Алейда Ассман неоднократно повторяет: «Опасны не воспоминания, а строящиеся на них аргументы. ‹…› Сами воспоминания не подлежат никаким ограничениям, на них нельзя накладывать табу» (стр. 204), – примечательно, что это утверждение никак не аргументируется, усиливаясь лишь частотой повторения, выступая в качестве постулата. Постулата, противоречащего едва ли не всей ее собственной теоретической работе и работам предшественников (начиная с «Социальных рамок памяти» Хальбвакса и его же «Коллективной памяти»), поскольку никаких чистых «воспоминаний», которые наличествовали бы отдельно от «строящихся на них аргументов», не существует: достаточно напомнить о проективной природе памяти и о том, зачем и ради чего производится «припоминание». Здесь есть уклонение от собственных выводов, поскольку если их принять, то «правильная» картина рушится, табу и ограничения на воспоминания накладываются постоянно, и столь же постоянно эта граница движется, поскольку это граница, проводимая в настоящем, и, следовательно, возникает неудобный вопрос о «принуждении к „памяти“», контроле над воспоминаниями, соответствующими ожиданиям (и забвении неприемлемых), т. е. все то, что попадает в пространство критики, оказывается не отмененным, а замененным иным по содержанию, иными формами и техниками (само)контроля. Собственно, к этим выводам приходил и Хальбвакс, но для него, вне опыта большей части XX века, в отсутствие страха перед потерей идентичности (или отказом от нее – ради приобретения иной), страха перед «обществом» (вызывающим опасения, но не травмирующим), принятие подобных выводов не представлялось неприемлемым, в отличие от Ассман, готовой скорее пожертвовать теоретической последовательностью, чем принять ее следствия.

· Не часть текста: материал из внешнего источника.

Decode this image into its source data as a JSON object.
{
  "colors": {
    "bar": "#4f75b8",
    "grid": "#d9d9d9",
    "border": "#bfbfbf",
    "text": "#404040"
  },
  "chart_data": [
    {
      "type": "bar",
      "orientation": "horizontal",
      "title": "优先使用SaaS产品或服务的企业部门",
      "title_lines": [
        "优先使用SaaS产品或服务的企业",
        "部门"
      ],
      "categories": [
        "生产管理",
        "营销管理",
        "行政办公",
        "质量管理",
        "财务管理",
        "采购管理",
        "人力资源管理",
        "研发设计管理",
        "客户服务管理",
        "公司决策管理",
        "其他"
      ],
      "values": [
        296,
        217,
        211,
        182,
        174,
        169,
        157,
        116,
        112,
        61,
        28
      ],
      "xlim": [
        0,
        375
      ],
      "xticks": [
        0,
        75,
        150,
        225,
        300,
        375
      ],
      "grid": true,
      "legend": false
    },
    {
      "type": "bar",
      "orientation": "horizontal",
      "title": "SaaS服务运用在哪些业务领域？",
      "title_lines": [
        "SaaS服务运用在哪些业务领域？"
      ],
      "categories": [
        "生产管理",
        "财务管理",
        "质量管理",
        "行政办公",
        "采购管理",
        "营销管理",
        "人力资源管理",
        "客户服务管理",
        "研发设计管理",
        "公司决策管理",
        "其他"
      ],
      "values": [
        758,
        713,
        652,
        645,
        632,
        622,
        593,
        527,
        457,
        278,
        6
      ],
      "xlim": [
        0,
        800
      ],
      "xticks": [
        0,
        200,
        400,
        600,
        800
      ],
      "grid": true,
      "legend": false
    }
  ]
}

Часть 2. В поисках нового устройства

5. О понятии «федерализм» в социально-политических теориях М.А. Бакунина

«Федерализм» – одно из наиболее популярных слов в политическом языке XIX века. Предсказуемым образом оно оказывается и одним из наиболее многозначных, используясь и для обозначения существующей формы государственного устройства, и для указания на некий желательный идеал, местный или универсальный. При этом отношение к данному идеалу не совпадает с политической идеологией – «федерализм» одинаково выступает и как предмет стремлений для консерваторов и радикалов, и как то, чего следует всячески избегать, и каковому преобразованию надлежит всячески противодействовать.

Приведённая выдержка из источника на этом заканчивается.